The characters in the first act are given no resolution.  Their existence is given no greater meaning by learning about Chuck's life.  In fact, Chuck's cancer itself plays out like a cruel, nihilistic joke.  The fact that Chuck knows he is going to die has no bearing on anything that happens in the entire story.  Does he live life to the fullest?  I mean... maybe?  We know he has a wife and child so that is something important.  But we never really get to see his life outside of his childhood and the one day he danced.  He doesn't seem all that happy as an adult, so I don't know what the ending is supposed to be saying.  

Notice too how the Mystery Room of Death adds nothing to the first act and the characters that you care about.  If Chuck knows his death or doesn't, it makes absolutely no difference.  The two ideas are so wildly unconnected that it feels like the movie would have been better served if they had taken one out and focused on the other.

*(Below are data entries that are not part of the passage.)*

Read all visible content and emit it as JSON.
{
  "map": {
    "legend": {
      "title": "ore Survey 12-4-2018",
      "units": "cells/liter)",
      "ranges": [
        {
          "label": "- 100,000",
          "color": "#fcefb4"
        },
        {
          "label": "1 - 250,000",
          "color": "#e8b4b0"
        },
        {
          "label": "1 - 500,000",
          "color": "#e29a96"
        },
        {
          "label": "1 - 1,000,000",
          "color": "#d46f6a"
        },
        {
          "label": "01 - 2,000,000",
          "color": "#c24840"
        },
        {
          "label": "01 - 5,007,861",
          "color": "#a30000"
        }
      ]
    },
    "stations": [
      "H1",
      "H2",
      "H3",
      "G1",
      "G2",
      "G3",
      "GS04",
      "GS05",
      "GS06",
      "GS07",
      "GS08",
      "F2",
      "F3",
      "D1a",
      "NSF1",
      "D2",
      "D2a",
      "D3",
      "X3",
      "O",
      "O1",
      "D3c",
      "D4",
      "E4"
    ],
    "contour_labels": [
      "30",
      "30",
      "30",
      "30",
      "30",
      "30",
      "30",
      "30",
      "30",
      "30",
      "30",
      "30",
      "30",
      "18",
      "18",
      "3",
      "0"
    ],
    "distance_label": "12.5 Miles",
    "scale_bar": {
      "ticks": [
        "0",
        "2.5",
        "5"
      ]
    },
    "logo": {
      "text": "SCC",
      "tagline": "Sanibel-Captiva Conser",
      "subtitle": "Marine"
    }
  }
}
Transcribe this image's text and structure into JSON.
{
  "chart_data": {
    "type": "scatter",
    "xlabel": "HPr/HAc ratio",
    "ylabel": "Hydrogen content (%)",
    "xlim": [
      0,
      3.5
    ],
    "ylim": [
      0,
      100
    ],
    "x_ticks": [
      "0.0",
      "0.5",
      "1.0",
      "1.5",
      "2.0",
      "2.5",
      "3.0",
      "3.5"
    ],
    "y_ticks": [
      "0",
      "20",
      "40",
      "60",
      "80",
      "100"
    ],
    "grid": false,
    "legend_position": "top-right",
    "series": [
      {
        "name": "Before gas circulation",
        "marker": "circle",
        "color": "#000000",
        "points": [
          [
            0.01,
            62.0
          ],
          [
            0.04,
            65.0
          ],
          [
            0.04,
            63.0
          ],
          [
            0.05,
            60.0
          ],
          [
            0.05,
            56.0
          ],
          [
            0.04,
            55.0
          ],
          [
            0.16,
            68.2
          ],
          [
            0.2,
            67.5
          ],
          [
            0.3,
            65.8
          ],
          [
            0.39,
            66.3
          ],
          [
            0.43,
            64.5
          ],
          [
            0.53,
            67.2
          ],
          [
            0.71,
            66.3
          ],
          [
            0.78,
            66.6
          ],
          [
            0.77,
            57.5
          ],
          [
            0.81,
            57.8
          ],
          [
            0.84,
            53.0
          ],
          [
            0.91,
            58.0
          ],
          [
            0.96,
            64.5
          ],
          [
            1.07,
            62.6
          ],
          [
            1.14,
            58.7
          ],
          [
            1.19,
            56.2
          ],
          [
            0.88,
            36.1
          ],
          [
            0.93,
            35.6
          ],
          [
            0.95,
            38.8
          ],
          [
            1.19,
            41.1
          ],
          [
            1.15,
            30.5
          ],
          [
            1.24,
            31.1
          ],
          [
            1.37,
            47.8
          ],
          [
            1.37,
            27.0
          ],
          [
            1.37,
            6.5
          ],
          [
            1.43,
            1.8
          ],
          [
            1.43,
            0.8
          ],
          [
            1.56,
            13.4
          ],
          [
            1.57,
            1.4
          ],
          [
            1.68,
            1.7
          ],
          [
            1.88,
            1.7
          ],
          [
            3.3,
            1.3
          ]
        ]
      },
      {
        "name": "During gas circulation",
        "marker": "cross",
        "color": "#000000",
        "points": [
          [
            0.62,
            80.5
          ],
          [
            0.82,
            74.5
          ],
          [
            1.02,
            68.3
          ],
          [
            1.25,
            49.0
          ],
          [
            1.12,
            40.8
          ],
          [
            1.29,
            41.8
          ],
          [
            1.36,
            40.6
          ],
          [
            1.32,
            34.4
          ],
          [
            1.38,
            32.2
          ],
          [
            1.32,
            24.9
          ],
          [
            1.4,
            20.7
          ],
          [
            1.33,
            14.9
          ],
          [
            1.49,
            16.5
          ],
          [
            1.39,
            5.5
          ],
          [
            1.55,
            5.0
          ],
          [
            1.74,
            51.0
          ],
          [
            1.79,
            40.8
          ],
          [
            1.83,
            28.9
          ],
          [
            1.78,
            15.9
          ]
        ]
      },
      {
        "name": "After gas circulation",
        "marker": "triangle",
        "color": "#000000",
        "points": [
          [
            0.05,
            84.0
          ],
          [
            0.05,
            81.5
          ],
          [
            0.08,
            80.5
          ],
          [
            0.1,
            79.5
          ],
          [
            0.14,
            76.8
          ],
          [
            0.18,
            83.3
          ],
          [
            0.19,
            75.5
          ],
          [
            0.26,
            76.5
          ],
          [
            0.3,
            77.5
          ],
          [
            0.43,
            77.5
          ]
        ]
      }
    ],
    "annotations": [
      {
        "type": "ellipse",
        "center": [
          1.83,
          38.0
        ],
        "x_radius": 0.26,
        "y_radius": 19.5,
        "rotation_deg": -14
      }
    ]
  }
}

And it's not that the movie had to find a super-fun-happy ending for the Act One characters.  But the movie never pays off its narrative debt.  What I mean is that it gives us characters to empathize with who are going through a crisis.  The story owes it to us to give us a proper resolution (even if it is an ambiguous resolution).  Instead, it leaves them in total darkness and expects you to forget about their fate by the time the movie ends.  It expects you to say, "Well, they weren't really real, so it doesn't matter."  But the movie made them real in Act One and you cannot remove their personhood from the audience.

The movie wants to say something about how life is about the moments of wonder.  And while that is absolutely a part of the magic of life, it ignores the need for purpose and meaning in order to make life worth living.

In the end, I honestly don't know if this was an intentional bait-and-switch, where we are promised It's a Wonderful Life and are instead given Melancholia or if the film makers honestly don't understand the nihilism that is poisoning their supposed optimism.  

Either way, I'd recommended avoiding The Life of Chuck.